A pesquisadora destaca que alcançar o espaço de trabalho dessas pessoas não é fácil e, por isso, o estudo contou com apoio do Ministério Público para ser realizado. Apesar do suporte, Luciana aponta que a realização do trabalho de campo — feito por um ano — mostrou-se desafiador por conta da necessidade de frequentar um ambiente que não era familiar. “Nunca tinha entrado em um Centro de Atendimento, por isso, para mim foi uma experiência muito diferente. Além disso, a Fundação Casa é um local hostil, né? Com muitas grades e que tem toda uma questão do controle”, aponta. 

Durante esse período, a estudiosa relata que observava o convívio dos jovens com os trabalhadores do local e realizou diferentes entrevistas para formular uma coleta de dados consistente. Todos os trabalhadores da unidade pesquisada foram entrevistados por Luciana como forma de compreender quais eram os principais conflitos laborais e como eles poderiam colaborar com o desenvolvimento de doenças entre os trabalhadores. Os questionários formulados pela pesquisadora tinham como objetivo entender a relação dos funcionários entre si, mas, também, com os meninos e com o próprio sistema socioeducativo — que, em alguns casos, apresentava condições precárias que dificultavam a ação dos trabalhadores. 

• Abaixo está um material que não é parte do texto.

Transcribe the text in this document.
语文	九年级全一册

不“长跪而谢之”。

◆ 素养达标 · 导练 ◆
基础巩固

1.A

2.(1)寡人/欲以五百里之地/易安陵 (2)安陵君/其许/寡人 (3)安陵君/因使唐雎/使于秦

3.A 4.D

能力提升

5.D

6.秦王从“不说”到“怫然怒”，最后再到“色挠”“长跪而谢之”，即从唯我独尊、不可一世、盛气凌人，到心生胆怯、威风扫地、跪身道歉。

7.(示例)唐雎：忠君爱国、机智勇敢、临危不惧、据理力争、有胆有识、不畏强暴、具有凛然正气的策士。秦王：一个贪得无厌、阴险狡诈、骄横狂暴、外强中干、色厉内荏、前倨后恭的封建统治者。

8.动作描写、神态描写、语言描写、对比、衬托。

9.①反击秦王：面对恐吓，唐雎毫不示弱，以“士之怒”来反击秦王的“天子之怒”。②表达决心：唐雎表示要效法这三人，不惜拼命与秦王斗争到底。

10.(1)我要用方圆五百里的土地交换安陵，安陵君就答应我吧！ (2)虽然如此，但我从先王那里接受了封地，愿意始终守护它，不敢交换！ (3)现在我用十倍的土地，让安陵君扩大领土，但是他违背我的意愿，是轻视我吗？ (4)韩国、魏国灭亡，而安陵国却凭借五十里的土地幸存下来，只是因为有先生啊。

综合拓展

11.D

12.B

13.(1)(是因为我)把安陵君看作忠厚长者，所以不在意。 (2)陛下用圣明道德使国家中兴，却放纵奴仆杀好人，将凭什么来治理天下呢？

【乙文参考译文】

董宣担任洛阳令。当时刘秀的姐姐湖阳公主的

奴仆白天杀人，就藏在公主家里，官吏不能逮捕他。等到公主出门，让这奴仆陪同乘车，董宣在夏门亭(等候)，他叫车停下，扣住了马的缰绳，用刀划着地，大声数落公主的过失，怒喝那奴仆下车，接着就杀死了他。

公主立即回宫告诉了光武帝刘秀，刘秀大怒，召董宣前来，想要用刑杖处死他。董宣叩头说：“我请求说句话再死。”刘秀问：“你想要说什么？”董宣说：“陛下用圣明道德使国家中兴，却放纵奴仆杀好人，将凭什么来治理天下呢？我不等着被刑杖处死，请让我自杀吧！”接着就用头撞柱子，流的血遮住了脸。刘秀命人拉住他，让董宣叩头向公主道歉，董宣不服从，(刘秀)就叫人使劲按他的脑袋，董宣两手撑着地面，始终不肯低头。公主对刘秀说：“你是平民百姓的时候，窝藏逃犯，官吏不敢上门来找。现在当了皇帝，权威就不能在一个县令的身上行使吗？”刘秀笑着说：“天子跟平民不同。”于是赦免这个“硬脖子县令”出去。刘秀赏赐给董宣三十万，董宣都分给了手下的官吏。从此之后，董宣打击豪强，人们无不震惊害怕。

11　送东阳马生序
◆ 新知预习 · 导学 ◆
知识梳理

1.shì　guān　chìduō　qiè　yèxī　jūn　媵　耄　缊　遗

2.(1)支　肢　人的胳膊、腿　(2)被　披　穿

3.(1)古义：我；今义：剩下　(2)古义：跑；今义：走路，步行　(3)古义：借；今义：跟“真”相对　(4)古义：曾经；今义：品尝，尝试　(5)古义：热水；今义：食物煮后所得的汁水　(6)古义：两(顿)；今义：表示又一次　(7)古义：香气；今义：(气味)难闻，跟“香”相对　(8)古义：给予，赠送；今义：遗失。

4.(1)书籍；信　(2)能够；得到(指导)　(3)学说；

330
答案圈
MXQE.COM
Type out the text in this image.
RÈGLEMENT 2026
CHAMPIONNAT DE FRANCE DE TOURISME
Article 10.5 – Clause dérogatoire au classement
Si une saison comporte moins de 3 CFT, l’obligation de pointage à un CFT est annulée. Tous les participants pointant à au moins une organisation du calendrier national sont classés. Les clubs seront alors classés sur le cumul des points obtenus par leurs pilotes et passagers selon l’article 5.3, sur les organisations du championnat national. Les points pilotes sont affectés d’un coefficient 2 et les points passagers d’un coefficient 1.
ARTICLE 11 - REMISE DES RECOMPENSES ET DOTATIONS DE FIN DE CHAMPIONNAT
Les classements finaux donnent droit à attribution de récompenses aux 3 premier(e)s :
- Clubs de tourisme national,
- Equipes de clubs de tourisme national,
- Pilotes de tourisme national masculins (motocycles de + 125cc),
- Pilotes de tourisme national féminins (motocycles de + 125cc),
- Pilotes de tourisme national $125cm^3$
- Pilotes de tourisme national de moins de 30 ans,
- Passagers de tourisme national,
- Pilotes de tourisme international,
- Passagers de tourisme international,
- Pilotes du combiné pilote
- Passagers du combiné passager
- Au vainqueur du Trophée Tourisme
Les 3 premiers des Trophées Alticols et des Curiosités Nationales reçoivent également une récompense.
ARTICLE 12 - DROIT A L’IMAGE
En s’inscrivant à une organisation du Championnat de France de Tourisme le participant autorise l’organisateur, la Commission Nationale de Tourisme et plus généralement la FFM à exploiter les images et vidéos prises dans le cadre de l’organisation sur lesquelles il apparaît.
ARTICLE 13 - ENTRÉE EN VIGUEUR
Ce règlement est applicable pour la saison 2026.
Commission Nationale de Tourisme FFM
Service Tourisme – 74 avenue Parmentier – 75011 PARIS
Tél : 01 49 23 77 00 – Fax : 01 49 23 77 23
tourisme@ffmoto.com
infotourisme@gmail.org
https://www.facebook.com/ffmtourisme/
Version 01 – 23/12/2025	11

Maioria dos jovens que cumprem medida socioeducativa na Fundação Casa apresenta infrações com relação ao tráfico de drogas. Imagem: Divulgação/ Secretaria do Emprego e Relações do Trabalho do Estado de São Paulo

A maioria dos jovens que cumprem medida socioeducativa na Fundação Casa apresentam infrações com relação ao tráfico de drogas. [Imagem: Divulgação/ Secretaria do Emprego e Relações do Trabalho do Estado de São Paulo]

Ramificações

Apesar da metodologia utilizada pela especialista buscar avaliar a saúde dos trabalhadores desse setor, Luciana destaca que o seu objetivo central é auxiliar o aprendizado desses indivíduos e não apenas diagnosticar os problemas envolvidos nesse debate. “Esse ano em que fiquei em campo foi o primeiro passo. A gente fez várias atividades com trabalhadores voluntários — na medida em que eles podiam sair do plantão — para envolvê-los, para que houvesse o reconhecimento de um problema e para juntos investigarmos isso a fundo”.

No decorrer desse processo, a pesquisadora também conversou com os jovens que frequentavam a instituição. A partir desse processo, foi possível compreender que a Fundação Casa possui um papel marcante de controle social que, em alguns momentos, supera a sua função socioeducativa. Nos últimos anos, algumas mudanças foram realizadas, como a integração de equipes multidisciplinares que compreendem as diferentes necessidades dos jovens. Contudo, o sistema como um todo ainda não foi capaz de incorporar todas as mudanças necessárias.

Outro ponto importante abordado por Luciana refere-se aos malefícios que o próprio ambiente atribui aos trabalhadores, uma vez que pesquisas apontam que a convivência com um ambiente hostil, marcado pela presença de concreto e grades, é prejudicial para a saúde mental e fisiológica dos indivíduos. Por fim, a pesquisadora destaca a necessidade de formação de uma equipe de referência multidisciplinar, juntamente com a realização de mudanças práticas nas condições de trabalho — com a promoção de uma jornada mais justa, com o aumento dos salários desses funcionários e maior valorização dessas atividades.